Patrick Fischer, l’allenatore del Ginevra ha affermato che questa serie per il Lugano sarà un inferno...
«McSorley può dichiarare ciò che vuole, magari sarà proprio il Ginevra a vivere un inferno. Noi vogliamo vincere questa sfida e per riuscirci ci concentriamo su di noi, non sul Servette. Siamo pronti, a livello di gioco, di condizione e di presenza fisica. Non abbiamo nessuna ragione per essere preoccupati. Sappiamo che il Ginevra fa dell’intensità fisica il suo punto di forza, ma anche il Lugano ha dimostrato di saper giocare in maniera dura».
Hai chiesto qualche consiglio all’ex ginevrino Juraj Simek?
«Certo, Juraj ci ha dato qualche preziosa indicazione riguardo alla maniera di affrontare i playoff da parte di McSorley e del Ginevra. Come ho detto, però, saremo noi i padroni del nostro destino: se giochiamo come sappiamo, abbiamo tutte le carte in regola per qualificarci alle semifinali. Nelle ultime venti partite della regular season siamo stati tra le migliori squadre della NLA, la migliore in assoluto a livello di punti nelle ultime dieci. Non vedo perché dovremmo temere oltre misura il Ginevra: si tratta indubbiamente di una buona squadra, che come tutte le altre ha le sue qualità e i suoi difetti. Siamo noi ad aver chiuso la stagione regolare al terzo posto, non il Ginevra».
È un Patrick Fischer diverso rispetto ad un anno fa quello che si appresta a vivere i secondi playoff in carriera da «head coach»?
«Penso proprio di sì, spero di essere diventato più intelligente (ride, NdR). L’anno scorso anch’io ho commesso degli errori: forse ho reagito troppo alle provocazioni ginevrine, come tutta la squadra. Questa volta non succederà, sono più calmo di dodici mesi or sono. Il Lugano non era arrivato ai playoff nelle migliori condizioni possibili, mentre stavolta siamo al top».
È cambiato parecchio, in questo periodo, il tuo Lugano...
«Siamo una squadra sicuramente molto più forte, oggi. Lascio ad altri la responsabilità di affermare che il Ginevra è più debole. Lo ripeto: quello che farà il Servette ci interessa relativamente, il risultato di questa serie dipende da noi».
Le qualità tecniche del Lugano contro la durezza del Ginevra: sarà questo il fil rouge della sfida?
«Il Servette ha un buon attacco, ma le statistiche dicono che la difesa non è di certo il loro punto di forza. Sono convinto che se sapremo esprimerci sui nostri migliori livelli per il Ginevra diventerà difficilissimo eliminarci in una serie al meglio delle sette partite. Le provocazioni? Loro giocano così da quindici anni e non mi sembra che abbiano mai vinto un titolo nazionale. Se vorranno metterla sul piano del gioco duro e sporco, troveranno pane per i loro denti. E giocatori come Klasen e Pettersson sono abituati, anche a livello internazionale, a certe situazioni».

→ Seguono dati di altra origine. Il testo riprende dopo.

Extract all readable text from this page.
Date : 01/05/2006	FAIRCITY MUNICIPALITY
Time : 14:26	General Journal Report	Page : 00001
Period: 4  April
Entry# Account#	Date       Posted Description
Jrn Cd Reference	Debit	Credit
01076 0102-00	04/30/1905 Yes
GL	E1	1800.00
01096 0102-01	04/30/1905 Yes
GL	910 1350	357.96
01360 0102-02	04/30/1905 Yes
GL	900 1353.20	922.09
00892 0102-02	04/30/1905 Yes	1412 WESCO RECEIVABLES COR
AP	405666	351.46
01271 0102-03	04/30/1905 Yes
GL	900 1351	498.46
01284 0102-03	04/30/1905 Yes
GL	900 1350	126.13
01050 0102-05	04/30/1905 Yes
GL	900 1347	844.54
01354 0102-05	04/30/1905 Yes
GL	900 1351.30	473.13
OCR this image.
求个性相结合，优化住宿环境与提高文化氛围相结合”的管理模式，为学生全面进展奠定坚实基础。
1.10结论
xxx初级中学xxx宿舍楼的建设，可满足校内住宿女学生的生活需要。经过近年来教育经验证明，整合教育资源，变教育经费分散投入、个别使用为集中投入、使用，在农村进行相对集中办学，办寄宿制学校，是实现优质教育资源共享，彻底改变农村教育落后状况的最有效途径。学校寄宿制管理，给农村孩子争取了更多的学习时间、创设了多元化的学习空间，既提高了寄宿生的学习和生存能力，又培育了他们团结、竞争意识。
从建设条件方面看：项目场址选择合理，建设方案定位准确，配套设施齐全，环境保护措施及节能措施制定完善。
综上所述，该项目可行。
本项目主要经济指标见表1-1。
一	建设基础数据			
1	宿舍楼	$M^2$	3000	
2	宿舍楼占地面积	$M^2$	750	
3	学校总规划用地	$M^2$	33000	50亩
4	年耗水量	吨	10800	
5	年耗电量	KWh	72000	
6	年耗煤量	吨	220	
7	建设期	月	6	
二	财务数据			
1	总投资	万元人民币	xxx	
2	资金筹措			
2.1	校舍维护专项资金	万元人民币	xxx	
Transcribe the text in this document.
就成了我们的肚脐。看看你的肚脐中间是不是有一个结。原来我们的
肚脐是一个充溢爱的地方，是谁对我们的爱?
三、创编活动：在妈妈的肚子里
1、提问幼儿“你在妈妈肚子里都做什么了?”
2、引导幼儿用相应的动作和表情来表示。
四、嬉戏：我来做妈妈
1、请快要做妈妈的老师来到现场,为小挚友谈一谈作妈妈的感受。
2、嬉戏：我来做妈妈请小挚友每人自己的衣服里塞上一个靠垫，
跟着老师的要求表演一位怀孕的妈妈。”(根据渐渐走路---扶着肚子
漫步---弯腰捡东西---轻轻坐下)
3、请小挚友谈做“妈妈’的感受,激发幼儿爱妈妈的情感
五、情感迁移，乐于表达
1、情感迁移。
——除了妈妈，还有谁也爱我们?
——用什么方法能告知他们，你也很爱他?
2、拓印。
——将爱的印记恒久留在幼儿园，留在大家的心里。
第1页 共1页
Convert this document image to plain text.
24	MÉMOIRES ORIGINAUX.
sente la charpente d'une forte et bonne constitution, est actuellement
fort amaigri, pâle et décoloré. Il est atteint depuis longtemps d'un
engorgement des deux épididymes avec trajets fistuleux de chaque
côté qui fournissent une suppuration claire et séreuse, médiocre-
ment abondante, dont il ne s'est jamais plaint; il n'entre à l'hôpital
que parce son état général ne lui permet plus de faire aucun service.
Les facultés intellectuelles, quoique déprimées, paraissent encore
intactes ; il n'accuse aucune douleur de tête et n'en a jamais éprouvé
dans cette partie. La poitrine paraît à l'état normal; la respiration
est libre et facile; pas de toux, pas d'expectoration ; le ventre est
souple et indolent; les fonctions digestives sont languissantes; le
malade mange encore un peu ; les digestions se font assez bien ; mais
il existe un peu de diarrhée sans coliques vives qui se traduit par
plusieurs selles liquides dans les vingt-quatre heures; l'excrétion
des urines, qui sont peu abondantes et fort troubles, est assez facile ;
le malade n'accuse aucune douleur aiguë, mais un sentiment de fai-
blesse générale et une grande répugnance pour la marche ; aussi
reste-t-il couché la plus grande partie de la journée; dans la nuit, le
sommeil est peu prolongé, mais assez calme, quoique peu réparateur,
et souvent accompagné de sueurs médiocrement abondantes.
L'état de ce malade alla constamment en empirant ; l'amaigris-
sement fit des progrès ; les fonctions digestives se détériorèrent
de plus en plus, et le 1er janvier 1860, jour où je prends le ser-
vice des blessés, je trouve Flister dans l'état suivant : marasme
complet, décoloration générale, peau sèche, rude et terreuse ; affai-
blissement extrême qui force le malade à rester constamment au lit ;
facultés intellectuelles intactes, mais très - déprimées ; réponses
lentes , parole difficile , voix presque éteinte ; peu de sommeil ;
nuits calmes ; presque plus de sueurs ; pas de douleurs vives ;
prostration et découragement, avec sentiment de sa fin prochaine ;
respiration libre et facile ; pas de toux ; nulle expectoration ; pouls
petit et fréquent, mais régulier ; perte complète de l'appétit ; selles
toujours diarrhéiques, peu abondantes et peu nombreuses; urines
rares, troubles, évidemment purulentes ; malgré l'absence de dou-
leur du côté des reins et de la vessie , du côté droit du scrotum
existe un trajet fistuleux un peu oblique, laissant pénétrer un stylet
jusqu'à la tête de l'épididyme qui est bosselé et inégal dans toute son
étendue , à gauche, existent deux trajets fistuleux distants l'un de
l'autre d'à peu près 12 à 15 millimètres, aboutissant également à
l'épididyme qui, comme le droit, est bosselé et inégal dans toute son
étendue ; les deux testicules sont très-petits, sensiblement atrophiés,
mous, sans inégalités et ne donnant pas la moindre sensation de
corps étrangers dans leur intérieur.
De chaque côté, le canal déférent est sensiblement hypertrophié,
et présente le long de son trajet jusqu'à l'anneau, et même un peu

Quanto è importante per il Lugano iniziare finalmente una serie di playoff con il vantaggio casalingo?
«Dalla scorsa estate ripetevo che il nostro obiettivo era quello di chiudere la classifica tre le prime quattro: ce l’abbiamo fatta e questo è il primo passo sul cammino del successo. Abbiamo lottato duramente per tutta la stagione per riuscirci e i nostri sforzi sono stati premiati con il terzo posto. Il vantaggio del ghiaccio, per una squadra come la nostra, potrebbe rivelarsi fondamentale: alla Resega abbiamo vinto venti partite su venticinque. Venire a vincere da noi è diventata un’impresa per tutti: lo sarà anche per il Ginevra in questi playoff».